There is hope but you're going to have to keep a close eye on this doctor. Looks like you'll be able to teach him a lot. Graves cannot be diagnosed from a scan. A scan can only give you a kinda blurry picture of the thyroid, tell you whether it's hot or cold, homogeneous or inhomogeneous and whether it contains nodules. I was told I had graves based on a radiologist's diagnosis from a scan. Wrong. I do not have graves. Radiologists have no business making a final diagnosis. There job is to report what they see and possibly suggest further testing based on what they think if their opinion is asked for.
Graves is diagnosed based on antibodies. TSI or TSAb's are the most specific tests for graves. A few people with graves also have TPO and/or thyroglobulin antibodies, which, if the doc's willing to order, aren't a bad idea to have too.
Minus any nodules, the three most possible diagnosis are graves, post-partum thyroiditis or the hyper phase of hashimoto's thyroiditis. If your doctor would run a TSI antibody test and a TPO antibody test, it would narrow things down even further. It would give you an idea of what you're looking at down the road and tell you if anti-thyroid meds are appropriate or whether beta blockers alone should be used. It wouldn't hurt to start the anti-thyroid meds regardless but it would be better if you knew for sure what you're dealing with.
When you report lab results, it helps if you also put the lab reference ranges for the lab that ran the test so that the results can be put in perspective. Each lab can have slightly different ranges and what's normal for one lab may not be the same at another.
There's only two approved meds for treating hyper in the US. PTU's the other one but you have to take it more often so the docs almost always go for the one that's more convenient for the patient. I had a 50/50 chance of being right from the get-go.

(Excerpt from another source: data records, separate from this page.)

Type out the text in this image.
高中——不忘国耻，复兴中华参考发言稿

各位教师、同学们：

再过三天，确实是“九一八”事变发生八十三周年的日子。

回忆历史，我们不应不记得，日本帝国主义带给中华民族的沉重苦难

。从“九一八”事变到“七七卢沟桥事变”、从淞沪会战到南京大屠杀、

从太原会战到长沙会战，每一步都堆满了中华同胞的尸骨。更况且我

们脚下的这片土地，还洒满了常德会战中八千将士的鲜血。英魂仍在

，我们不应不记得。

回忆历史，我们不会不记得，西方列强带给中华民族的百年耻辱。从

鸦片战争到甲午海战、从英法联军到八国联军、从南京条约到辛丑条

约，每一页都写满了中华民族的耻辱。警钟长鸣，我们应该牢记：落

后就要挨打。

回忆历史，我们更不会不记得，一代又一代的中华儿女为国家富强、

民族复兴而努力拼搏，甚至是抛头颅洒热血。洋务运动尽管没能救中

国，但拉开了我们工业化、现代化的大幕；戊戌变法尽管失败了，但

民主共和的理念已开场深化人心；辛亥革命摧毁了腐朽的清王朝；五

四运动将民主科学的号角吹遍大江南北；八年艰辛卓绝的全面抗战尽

Made me look pretty smart though, didn't it?
How are you taking the propranolol? One trick a gp passed on to me about beta blockers is that hypers require higher doses and more frequent dosing intervals than normal people do cause we metabolize it quicker. I had been prescribed like 40mg/day of the regular stuff by another doctor and he upped it to 160mg of the long acting stuff and split it into 80mg twice a day instead of once a day like it's supposed to be taken. It was like a miracle.